Another round hit her, slamming into her high on the shoulder. The Kevlar vest did its job and didn’t allow the bullet to penetrate, but the blunt trauma knocked her down all the same.

She fought her way back to her feet, stayed low and moved forward. When her second pistol fired dry, she whirled behind a tree, shoved the first one up under her arm to free her hand and reloaded the second. She was reloading the first when a monk leaped out of the shadows in front of her.

His face was dark and impassive. “We have come only for the charm,” he said in a quiet, deadly voice. “That’s all. You may live.”

“I don’t have it,” Annja said as she brought the pistols up.

He leaped at her, his sword held high for a killing stroke.

Crossing the pistol barrels over her head, hoping she wasn’t about to lose her fingers, Annja blocked the descending blade. When she was certain the sword had stopped short of splitting her skull and lopping her hands off, she snap-kicked the man in the groin, then again in the chest to knock him back from her.

Before Annja could get away, two more monks surrounded her. They didn’t intend to use swords, though. They held pistols.

“Move and you die,” one of them warned.

Annja froze.

“Drop the pistols.”

She did, but her mind was flying, looking for any escape route.

One of the monks spun suddenly, his face coming apart in crimson ruin. The bark of the gunshot followed almost immediately.

The surviving monks turned to face the new threat. Muzzle-flashes ripped at the night and lit their hard-planed faces.

Garin fired the shotgun again, aiming at the nearest target. The monk moved just ahead of the lethal hail of pellets that tore bark from the tree behind him.

While the attention was off her, Annja stooped and scooped up the pistols. Just as she lifted them, a monk rushed Garin from the rear, following his sword.

“Behind you!” Annja pointed the pistols toward the monk, but Garin swung around into her line of fire.

The sword sliced through Garin’s black leather jacket. Coins and the keys to his car glittered in the moonlight as they spilled out. Catching the man on the end of the shotgun’s barrel, Garin loosed a savage yell and fired.

Trapped against the body with nowhere for the expanding gases to go, the shotgun recoil was magnified. Caught while turning on the soft loam, Garin went down under the monk’s body. Carried by the forward momentum he’d built up, almost ripped in half by the shotgun blast, the dead man wrapped his arms around Garin’s upper body.

Shouting curses, Garin rolled out from under the corpse and pushed himself to his feet. Gunshots slapped against his chest. Another cut the side of his face and blood wept freely. He pulled the shotgun to his shoulder and tried to fire, but it was empty.

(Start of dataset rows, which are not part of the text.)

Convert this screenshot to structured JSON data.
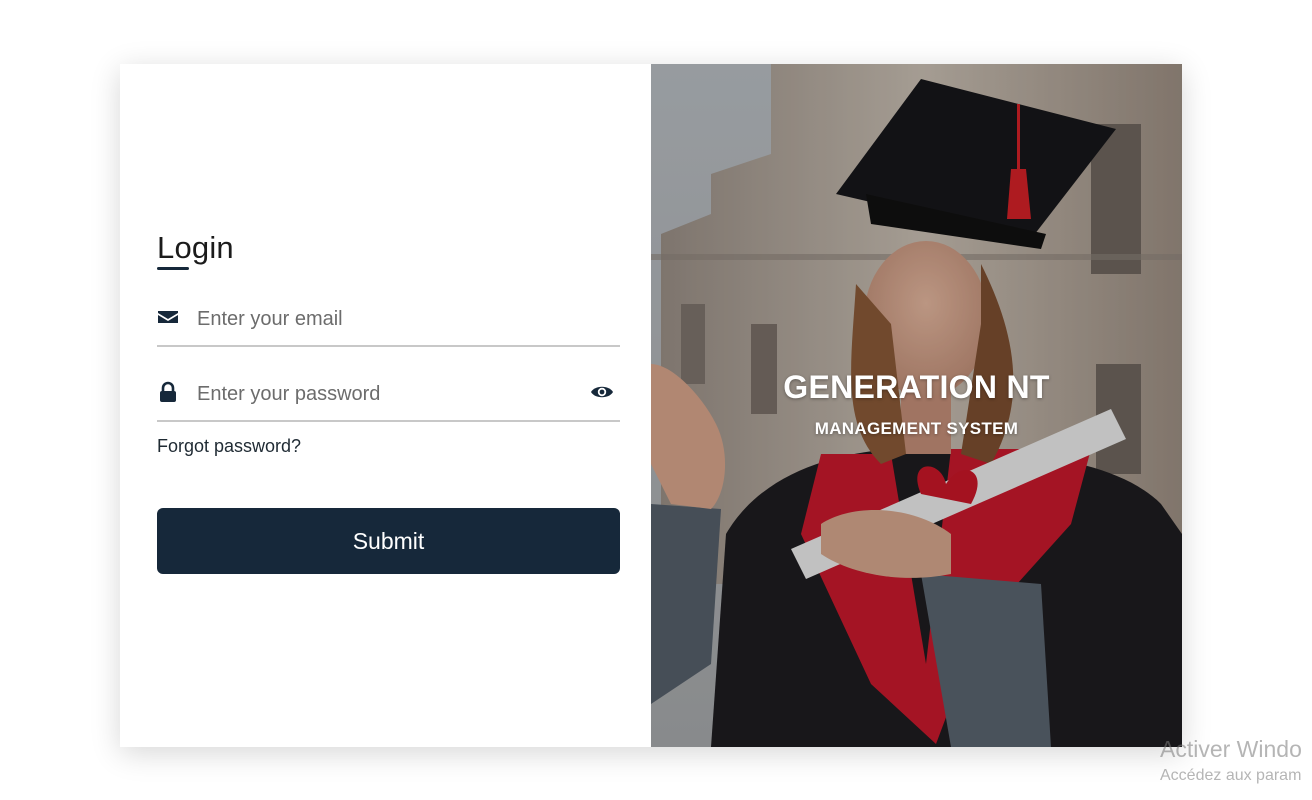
{
  "login": {
    "title": "Login",
    "email_placeholder": "Enter your email",
    "password_placeholder": "Enter your password",
    "forgot_link": "Forgot password?",
    "submit_label": "Submit",
    "icons": {
      "email": "envelope-icon",
      "password": "lock-icon",
      "toggle": "eye-icon"
    }
  },
  "hero": {
    "title": "GENERATION NT",
    "subtitle": "MANAGEMENT SYSTEM"
  },
  "watermark": {
    "line1": "Activer Windo",
    "line2": "Accédez aux param"
  },
  "colors": {
    "primary": "#16283a",
    "underline": "#c8c8c8"
  }
}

He looked at Annja. “Run!” Then he sped up the mountainside as fast as he could go.

Annja tried to follow. Before she went more than ten feet, the arriving monks turned on her. The escape route was cut off. She didn’t know if Garin was going to make it before he was overtaken.

Metal glinted on the ground only a few feet away. Even as she recognized what the object was, she was firing both pistols, chasing the monks back into hiding. It was a brief respite at best.

When both SIG-Sauers blasted empty, she dropped the pistol from her left hand and scooped up Garin’s keys amid the scattered change lying on the ground. Then she turned and ran back down the mountain. Garin’s car, almost as heavily armored as a tank, still sat out in front of the main house. If she could reach the car, she thought she had a chance.